A few minutes later, when I finally got to give my mother and father a hug backstage, my mother lingered in my arms, leaning against my chest. “I'm exhausted,” she said, tears running down her cheeks. “I was sending you all my strength.” I could feel her exhaustion, and I knew that what she said was true. She guided me through this day as she had guided me, even from a distance, through almost every step of my life. I straightened her wig and the two of us giggled while crying into each other's necks, weeping as if I had just fought a world war. And then, though I have never been one to brag, I granted myself my own highest praise. I smiled at my parents and said, “It went well.”

The infinite potential for creativity that dance offers is what has fascinated and nourished me for years, and it was the unparalleled thrill of expressing such creativity moment by moment onstage that I most dreaded losing on that June night when I retired as a performing dancer. Would I have the appetite and the openness and the enterprise to find another pursuit that would let me tell a different story every day? Would I have the good luck to find people like Wendy and Heather and Darci and all the other gifted dancers I had worked with over the years, whom I could love and trust and with whom I could share the wonder of it all? And if the answers to the first two questions were no, would I be able to stand it? In the months leading up to and immediately after my retirement, all of these questions seemed so upsetting I didn't let myself think about them much. I kept my head down and marched forward.

But one of the things I have discovered since retiring is that some of our most important lessons in life can only be fully absorbed in hindsight. I can see now that during all those months when I thought I was avoiding the tough questions about my future, I was also gathering answers to those same questions. I remember a period when Luis and I were first together, for instance, when we would sometimes argue the comparative merits of ballet versus opera. Luis is a huge opera fan, and I, of course, at that point at least, was ballet all the way. I did not understand Luis's obsession with opera—I was used to seeing gorgeous bodies dancing around, creating impossible visions.

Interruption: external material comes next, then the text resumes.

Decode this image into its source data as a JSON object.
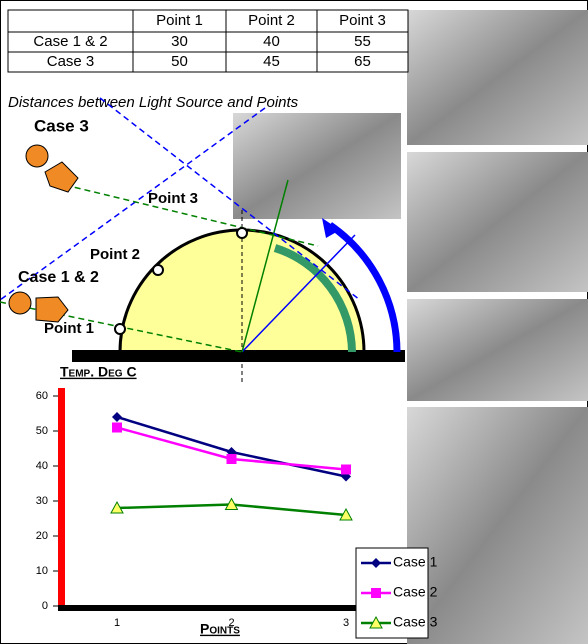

And I particularly didn't understand his obsession with Wagner. As a result, when he decided early in our relationship to take me to my first Wagner opera—
Tristan und Isolde
, an opera that runs a marathon five hours—I was very dubious. I didn't have a clear idea of what I was about to experience, but I was quite certain I wasn't going to like it.

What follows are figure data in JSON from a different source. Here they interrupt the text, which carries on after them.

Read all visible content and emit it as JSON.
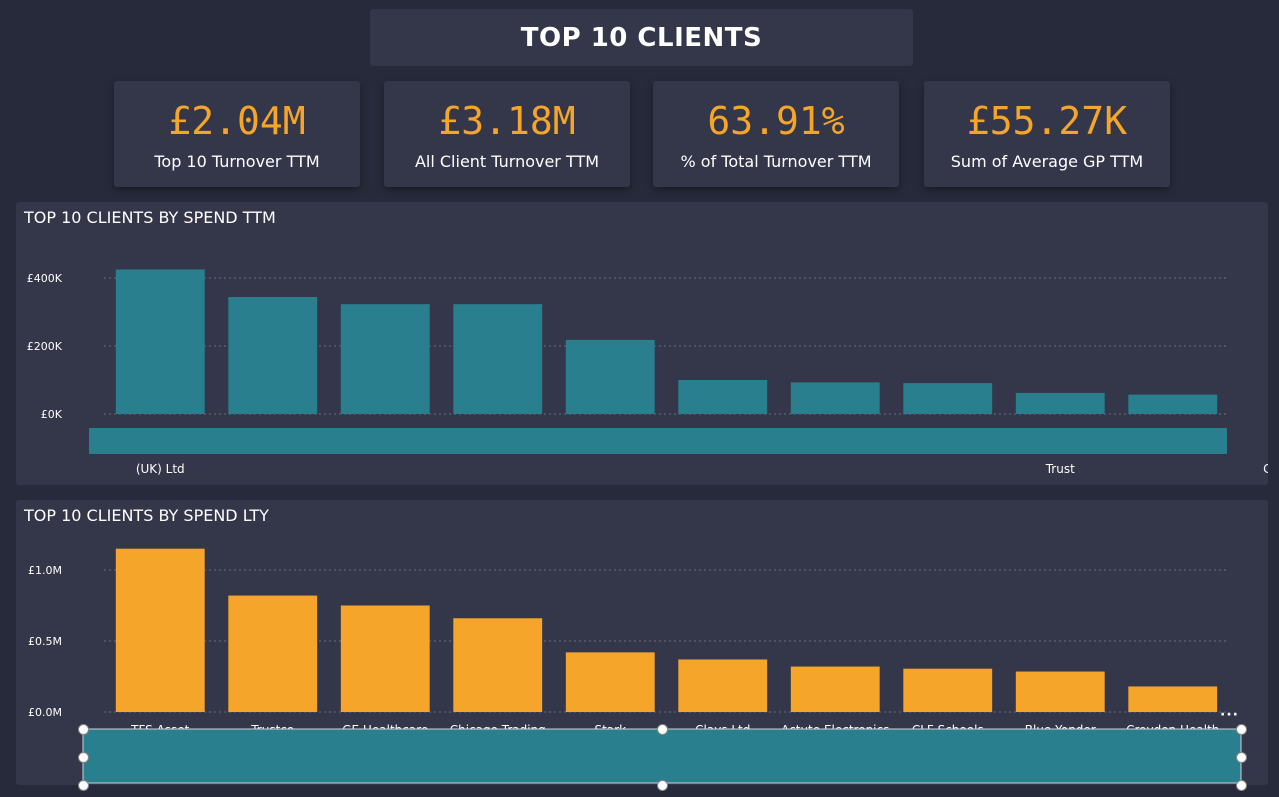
{
  "header": {
    "title": "TOP 10 CLIENTS"
  },
  "kpis": [
    {
      "value": "£2.04M",
      "label": "Top 10 Turnover TTM"
    },
    {
      "value": "£3.18M",
      "label": "All Client Turnover TTM"
    },
    {
      "value": "63.91%",
      "label": "% of Total Turnover TTM"
    },
    {
      "value": "£55.27K",
      "label": "Sum of Average GP TTM"
    }
  ],
  "colors": {
    "accent": "#f5a529",
    "teal": "#2a7f8f",
    "panel": "#343649",
    "background": "#272a3a"
  },
  "chart_data": [
    {
      "type": "bar",
      "title": "TOP 10 CLIENTS BY SPEND TTM",
      "yticks": [
        "£0K",
        "£200K",
        "£400K"
      ],
      "ylim": [
        0,
        400000
      ],
      "grid": true,
      "visible_category_labels": [
        "(UK) Ltd",
        "Trust",
        "Council"
      ],
      "values": [
        425000,
        344000,
        323000,
        323000,
        218000,
        100000,
        93000,
        91000,
        62000,
        57000
      ],
      "bar_color": "#2a7f8f",
      "note_bar": "label area covered by a scroll bar"
    },
    {
      "type": "bar",
      "title": "TOP 10 CLIENTS BY SPEND LTY",
      "yticks": [
        "£0.0M",
        "£0.5M",
        "£1.0M"
      ],
      "ylim": [
        0,
        1000000
      ],
      "grid": true,
      "categories": [
        "TFS Asset",
        "Trustco",
        "GE Healthcare",
        "Chicago Trading",
        "Stark",
        "Clays Ltd",
        "Actute Electronics",
        "CLF Schools",
        "Blue Yonder",
        "Croydon Health"
      ],
      "values": [
        1150000,
        820000,
        750000,
        660000,
        420000,
        370000,
        320000,
        305000,
        285000,
        180000
      ],
      "bar_color": "#f5a529"
    }
  ]
}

Five hours later, when the curtain fell after the final aria, I was completely overwhelmed with emotion. I was shaking and tears were running down my face. The beauty of the singing and the glorious sound of the orchestra had taken me completely by surprise and had moved me deeply, both emotionally and physically. I was amazed at the magic I had just witnessed, and stunned by the talent and stamina the artists had displayed. Within the passage of those five hours I had come to understand the beauty of opera, and appreciate the hard work and purity of expression it must take to reach a level of artistry such as I had just seen.

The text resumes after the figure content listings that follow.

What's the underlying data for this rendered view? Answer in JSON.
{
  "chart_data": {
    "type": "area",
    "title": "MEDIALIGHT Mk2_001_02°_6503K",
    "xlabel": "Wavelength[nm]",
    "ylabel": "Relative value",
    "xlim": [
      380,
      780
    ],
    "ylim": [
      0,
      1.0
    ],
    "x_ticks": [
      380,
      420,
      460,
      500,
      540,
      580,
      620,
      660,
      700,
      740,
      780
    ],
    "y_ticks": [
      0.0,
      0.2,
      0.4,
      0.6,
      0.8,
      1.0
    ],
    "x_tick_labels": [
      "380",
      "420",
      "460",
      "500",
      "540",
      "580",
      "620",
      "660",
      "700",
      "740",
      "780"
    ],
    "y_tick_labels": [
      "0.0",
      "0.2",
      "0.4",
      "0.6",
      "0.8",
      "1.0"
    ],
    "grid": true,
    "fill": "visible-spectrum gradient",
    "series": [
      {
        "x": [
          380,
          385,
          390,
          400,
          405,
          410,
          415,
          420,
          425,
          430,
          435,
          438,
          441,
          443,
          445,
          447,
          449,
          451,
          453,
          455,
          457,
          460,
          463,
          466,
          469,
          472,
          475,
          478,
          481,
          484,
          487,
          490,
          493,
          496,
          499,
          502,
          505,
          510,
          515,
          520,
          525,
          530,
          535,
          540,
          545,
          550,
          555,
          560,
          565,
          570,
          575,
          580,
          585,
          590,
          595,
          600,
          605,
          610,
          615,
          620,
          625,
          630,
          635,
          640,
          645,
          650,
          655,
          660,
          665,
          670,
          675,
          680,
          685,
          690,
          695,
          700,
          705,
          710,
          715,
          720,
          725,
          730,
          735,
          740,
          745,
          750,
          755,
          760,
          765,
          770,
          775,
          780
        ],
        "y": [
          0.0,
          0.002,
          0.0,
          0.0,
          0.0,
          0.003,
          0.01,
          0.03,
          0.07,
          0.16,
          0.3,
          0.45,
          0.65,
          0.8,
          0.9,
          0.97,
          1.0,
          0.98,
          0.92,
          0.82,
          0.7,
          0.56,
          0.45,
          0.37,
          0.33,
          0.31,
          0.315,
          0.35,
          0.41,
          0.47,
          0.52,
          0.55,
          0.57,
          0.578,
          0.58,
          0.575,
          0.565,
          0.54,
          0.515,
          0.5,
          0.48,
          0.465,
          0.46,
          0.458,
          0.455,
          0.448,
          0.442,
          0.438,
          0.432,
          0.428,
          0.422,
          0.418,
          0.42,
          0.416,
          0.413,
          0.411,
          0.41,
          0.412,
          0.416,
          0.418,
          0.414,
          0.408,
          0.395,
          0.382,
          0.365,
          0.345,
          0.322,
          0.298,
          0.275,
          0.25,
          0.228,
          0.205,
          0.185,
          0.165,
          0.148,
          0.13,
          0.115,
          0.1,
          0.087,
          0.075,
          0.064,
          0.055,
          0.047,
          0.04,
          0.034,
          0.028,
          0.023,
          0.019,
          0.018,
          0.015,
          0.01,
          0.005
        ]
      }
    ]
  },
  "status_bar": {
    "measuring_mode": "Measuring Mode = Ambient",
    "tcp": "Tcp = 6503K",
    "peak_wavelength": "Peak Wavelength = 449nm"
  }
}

The feelings that overcame me at that performance of
Tristan und Isolde
, I realize as I recall the experience now, are almost identical to the feelings that overcame me when I watched Peter Martins lead Suzanne Farrell onto the stage to perform the second movement of
Symphony in C
on the day of Balanchine's death. And this simple discovery—that is, that different experiences in life can be linked by the quality and the kind of emotions they evoke—is both amazing and liberating. It suggests, among other things, that there are many different paths to many different fine places in life.